Cette technique des groupes de travail mise en place par Prosphères risque de se répéter dans diverses enseignes de la Fashion 3 », s’inquiète Séverine Salperwyck. La Fashion 3, c’est un groupement européen d’intérêt économoque fondé en mai 2017 qui réunit l’ensemble des grandes enseignes d’habillement liées à la famille Mulliez (Jules, Brice, Bizzbee, Pimkie, Orsay, Grain de Malice et Rouge Gorge). Les salariés craignent une mutualisation de divers services, avec une disparition de nombreux magasins et emplois. Chez l’enseigne Jules, des groupes de travail, semblables à ceux qui ont été mis en place chez Pimkie, ont été lancés en janvier pour proposer des solutions aux difficultés de leur entreprise.

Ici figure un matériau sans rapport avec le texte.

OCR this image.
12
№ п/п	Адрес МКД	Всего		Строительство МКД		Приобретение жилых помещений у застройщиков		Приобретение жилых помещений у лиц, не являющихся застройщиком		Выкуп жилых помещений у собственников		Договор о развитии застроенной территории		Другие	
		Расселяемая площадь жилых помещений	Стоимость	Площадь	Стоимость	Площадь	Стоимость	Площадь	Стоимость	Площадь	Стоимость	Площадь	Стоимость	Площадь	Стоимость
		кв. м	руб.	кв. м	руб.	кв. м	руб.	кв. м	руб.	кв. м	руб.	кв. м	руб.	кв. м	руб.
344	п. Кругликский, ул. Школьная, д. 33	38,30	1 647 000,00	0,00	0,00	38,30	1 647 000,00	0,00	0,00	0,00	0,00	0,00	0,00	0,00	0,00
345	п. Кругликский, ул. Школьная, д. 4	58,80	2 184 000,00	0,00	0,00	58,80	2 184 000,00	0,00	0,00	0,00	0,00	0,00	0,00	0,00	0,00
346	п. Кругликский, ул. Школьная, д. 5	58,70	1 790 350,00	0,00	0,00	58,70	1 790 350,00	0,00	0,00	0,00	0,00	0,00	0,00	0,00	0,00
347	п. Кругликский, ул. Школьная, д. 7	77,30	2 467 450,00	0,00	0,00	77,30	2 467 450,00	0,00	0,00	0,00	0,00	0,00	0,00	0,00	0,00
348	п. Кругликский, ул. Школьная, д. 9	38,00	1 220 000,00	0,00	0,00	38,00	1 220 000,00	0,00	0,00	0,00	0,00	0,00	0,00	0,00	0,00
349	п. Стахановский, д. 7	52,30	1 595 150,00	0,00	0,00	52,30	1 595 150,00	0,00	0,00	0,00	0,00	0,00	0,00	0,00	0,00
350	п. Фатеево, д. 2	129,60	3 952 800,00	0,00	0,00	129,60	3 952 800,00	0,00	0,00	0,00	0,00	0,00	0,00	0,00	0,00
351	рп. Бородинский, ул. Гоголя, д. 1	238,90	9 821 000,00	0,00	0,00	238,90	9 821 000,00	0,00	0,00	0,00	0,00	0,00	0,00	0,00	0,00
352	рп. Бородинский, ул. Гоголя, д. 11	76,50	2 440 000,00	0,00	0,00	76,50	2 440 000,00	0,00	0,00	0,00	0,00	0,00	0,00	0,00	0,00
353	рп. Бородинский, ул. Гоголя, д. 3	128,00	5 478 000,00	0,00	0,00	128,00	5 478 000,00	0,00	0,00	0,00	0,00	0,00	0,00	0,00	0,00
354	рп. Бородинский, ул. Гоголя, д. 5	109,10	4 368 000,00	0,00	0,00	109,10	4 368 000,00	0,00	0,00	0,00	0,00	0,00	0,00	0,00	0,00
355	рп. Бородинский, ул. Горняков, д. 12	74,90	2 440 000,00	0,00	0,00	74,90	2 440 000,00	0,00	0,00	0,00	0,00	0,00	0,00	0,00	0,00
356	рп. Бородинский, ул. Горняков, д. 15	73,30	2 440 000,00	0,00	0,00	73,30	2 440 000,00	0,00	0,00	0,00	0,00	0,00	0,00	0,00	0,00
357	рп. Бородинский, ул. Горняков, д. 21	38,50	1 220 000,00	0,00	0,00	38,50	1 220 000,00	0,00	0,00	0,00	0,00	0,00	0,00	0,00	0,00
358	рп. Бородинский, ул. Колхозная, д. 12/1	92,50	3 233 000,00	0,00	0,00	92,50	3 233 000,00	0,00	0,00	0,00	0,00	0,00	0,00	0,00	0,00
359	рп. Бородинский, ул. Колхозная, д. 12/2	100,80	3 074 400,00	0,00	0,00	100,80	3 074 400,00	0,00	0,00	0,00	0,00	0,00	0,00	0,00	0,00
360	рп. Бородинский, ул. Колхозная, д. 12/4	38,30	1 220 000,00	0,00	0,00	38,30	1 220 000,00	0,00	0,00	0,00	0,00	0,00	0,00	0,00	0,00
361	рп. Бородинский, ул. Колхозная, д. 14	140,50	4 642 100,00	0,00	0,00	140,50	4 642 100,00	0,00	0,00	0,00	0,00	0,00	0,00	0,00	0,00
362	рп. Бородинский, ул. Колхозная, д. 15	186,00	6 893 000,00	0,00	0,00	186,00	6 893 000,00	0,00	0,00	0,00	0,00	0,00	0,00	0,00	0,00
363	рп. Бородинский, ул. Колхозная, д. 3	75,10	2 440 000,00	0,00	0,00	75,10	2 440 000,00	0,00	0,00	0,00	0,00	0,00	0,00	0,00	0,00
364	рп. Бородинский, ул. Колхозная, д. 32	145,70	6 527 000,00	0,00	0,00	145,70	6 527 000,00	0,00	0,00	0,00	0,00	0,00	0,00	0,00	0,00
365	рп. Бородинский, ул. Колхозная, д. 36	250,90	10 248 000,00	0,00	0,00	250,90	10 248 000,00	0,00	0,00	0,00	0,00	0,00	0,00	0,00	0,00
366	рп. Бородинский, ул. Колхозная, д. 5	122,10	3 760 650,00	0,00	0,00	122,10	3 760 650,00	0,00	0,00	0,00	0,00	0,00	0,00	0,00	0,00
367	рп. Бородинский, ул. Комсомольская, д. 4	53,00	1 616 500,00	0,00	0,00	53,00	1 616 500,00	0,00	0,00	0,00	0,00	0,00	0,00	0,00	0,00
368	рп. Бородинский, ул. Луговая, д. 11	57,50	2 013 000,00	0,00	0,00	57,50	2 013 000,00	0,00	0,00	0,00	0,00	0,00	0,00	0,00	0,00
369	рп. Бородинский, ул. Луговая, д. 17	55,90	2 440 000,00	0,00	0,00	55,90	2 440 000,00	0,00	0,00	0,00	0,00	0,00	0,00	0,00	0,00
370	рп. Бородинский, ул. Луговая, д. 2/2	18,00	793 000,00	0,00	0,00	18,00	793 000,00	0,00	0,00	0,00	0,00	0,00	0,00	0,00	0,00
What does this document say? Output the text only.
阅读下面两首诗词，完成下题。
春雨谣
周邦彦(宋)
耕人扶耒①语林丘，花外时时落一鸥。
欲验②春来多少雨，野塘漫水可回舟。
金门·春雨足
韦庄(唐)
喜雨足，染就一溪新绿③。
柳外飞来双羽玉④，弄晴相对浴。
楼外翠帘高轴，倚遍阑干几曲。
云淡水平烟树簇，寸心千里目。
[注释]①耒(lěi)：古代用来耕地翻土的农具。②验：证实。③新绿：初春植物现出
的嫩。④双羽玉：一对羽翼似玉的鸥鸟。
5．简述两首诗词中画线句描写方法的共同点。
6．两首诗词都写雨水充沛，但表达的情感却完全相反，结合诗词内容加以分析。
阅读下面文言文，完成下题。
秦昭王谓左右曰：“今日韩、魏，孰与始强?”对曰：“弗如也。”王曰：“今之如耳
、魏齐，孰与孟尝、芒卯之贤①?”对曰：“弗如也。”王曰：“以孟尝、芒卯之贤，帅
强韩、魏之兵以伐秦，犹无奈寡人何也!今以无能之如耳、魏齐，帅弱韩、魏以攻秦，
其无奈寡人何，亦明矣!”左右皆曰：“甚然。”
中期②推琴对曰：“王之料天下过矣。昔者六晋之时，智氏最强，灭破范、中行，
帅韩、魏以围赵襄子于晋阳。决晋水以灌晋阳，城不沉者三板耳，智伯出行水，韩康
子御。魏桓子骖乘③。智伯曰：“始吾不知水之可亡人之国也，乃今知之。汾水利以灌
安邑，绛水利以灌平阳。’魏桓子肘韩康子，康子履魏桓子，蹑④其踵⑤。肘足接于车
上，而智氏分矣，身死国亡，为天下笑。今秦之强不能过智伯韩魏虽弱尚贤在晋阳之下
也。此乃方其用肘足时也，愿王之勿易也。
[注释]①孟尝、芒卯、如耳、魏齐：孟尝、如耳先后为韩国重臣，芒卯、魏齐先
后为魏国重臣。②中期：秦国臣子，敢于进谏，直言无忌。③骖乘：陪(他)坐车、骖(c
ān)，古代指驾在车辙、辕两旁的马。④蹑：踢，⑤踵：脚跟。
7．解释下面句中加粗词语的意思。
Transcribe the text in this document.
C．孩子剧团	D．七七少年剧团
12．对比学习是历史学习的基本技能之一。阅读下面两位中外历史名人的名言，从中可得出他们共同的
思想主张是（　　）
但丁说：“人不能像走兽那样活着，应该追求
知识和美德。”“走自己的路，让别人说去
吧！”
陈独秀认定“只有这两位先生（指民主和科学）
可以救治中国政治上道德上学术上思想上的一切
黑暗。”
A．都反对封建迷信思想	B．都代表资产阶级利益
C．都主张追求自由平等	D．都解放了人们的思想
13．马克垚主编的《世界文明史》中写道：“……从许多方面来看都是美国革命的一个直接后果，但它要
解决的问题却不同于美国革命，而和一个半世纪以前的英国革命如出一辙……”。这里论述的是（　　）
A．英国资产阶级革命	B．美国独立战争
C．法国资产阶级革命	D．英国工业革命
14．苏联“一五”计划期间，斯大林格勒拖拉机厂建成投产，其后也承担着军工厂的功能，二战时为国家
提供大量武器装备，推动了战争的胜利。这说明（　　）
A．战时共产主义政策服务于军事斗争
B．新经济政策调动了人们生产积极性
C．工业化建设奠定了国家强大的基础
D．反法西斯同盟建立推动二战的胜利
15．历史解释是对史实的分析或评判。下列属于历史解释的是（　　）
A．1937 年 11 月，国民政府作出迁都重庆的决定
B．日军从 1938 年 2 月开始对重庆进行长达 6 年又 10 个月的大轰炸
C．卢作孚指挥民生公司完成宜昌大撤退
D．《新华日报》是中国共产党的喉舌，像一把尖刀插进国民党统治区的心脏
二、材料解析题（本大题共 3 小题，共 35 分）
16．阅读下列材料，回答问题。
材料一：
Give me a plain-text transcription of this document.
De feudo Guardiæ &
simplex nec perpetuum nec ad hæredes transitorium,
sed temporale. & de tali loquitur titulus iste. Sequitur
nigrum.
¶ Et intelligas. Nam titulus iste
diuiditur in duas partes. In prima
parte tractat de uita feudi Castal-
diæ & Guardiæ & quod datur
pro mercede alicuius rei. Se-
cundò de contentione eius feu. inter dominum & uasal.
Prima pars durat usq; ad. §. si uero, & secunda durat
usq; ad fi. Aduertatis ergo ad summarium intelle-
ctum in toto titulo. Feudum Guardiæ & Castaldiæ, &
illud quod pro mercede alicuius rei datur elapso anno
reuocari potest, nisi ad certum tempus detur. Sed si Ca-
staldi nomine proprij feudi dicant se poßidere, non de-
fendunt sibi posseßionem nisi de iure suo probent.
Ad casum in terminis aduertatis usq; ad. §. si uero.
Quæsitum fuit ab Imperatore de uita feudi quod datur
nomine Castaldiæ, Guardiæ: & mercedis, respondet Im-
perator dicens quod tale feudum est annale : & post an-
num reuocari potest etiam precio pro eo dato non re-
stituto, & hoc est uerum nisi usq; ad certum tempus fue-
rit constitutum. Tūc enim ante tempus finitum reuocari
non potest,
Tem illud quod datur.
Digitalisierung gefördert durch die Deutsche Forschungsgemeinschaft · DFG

;Nous pensons que la définition de la stratégie d’entreprise est du ressort de la direction, termine Valérie Pringuez de la CGT. S’ils veulent vraiment intégrer les salariés aux décisions relatives à l’organisation de l’entreprise et du travail, il n’y a qu’à créer une société coopérative. Ainsi nous profiterons tous des intéressements indexés sur les bénéfices de l’entreprise. Mais quand je leur évoque cela, ils me rient au nez."